Recommended approach to performing a one-time partial data resync?

Hello,

Airbyte ingests hourly data from our app DBs to BigQuery in sync mode Incremental → Deduped + history.

For some reason, we have missing or outdated records in BigQuery. I’ve identified these records. I’d like to [re]ingest them in BigQuery.

I can’t perform a full refresh because the tables are too huge.

Is there a recommended approach to performing a one-time partial data resync?

Thanks

Hey @Florent, thanks for your question, it’s certainly a good one. Could you talk more about how many of these records you’ve identified that you’d want to partially resync? I don’t know if there is a recommended approach but have you thought about creating a separate connector with the same BigQuery destination but with the source being those identified records? Just trying to throw an idea out there, let me know if that makes sense.

Thank @sajarin for your answer!

There are about 100k records. We thought about the separate connector, creating in the source a PostgreSQL view that lists these records. But that’s quite involved.

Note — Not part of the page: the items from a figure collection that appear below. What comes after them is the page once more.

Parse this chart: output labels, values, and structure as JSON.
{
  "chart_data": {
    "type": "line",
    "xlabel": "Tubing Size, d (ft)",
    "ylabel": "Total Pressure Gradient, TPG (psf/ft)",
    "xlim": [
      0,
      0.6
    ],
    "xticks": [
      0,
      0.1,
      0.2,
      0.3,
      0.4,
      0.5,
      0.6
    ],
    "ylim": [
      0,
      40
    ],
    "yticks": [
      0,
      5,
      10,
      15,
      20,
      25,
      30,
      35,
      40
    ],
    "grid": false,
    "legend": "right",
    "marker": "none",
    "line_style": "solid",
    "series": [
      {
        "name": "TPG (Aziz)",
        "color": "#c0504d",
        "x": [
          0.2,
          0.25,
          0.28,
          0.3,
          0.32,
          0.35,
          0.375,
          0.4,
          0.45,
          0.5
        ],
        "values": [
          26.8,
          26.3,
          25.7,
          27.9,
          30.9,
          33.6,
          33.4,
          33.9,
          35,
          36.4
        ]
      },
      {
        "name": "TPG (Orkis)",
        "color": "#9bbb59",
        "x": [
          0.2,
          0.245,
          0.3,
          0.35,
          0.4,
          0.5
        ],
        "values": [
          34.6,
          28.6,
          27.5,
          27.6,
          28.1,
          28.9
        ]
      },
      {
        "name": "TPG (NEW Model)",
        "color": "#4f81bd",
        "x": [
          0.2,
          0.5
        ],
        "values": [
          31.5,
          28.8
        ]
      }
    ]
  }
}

Another approach we may go with would be to no longer use the updated_at column as the cursor field. Instead, we would use a new to_ingest_at column that a DB trigger would automatically update with the updated_at value anytime the updated_at value is changed. So Airbyte would still ingest recently updated records.

To resync the records missing or outdated in BigQuery, we would just reset their to_ingest_at value to the current time, and thus our regular Airbyte pipeline would automatically re-ingest them.

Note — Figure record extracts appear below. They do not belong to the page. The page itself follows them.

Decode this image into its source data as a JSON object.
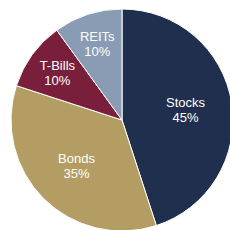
{
  "chart_data": {
    "type": "pie",
    "categories": [
      "Stocks",
      "Bonds",
      "T-Bills",
      "REITs"
    ],
    "values": [
      45,
      35,
      10,
      10
    ],
    "value_labels": [
      "45%",
      "35%",
      "10%",
      "10%"
    ],
    "colors": [
      "#1f2f4d",
      "#b39d63",
      "#7a1f3b",
      "#8a9cb3"
    ],
    "data_labels": true
  }
}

We could skip this new column and just reset the updated_at value of the records but the updated_at value for other purposes in the application; we prefer to avoid changing this value if that’s only to re-ingest record in BigQuery.

Do you think it makes sense?

Hey @Florent, creating a new column that tracks the updated_at value seems to make sense and it’s a pretty clever workaround. I know it’s been some time since your last post. Have you managed to resync the data? Did you end up using the to_ingest_at column or did you do something else to resolve the issue?

We’re exploring another solution, I’ll report in this thread our final solution once it’s completed.

The final decision is to put in place a separate connection to do a one-time full re ingestion of the records created or updated in the past 12 months (to “fix” records currently missing or outdated in BigQuery) and another connection to perform recurring monthly full reingestion of the records created or updated in the past month (to “fix” records that got missing or outdated in BigQuery during the past month).

Thanks @Florent for coming back here to report your team’s solution!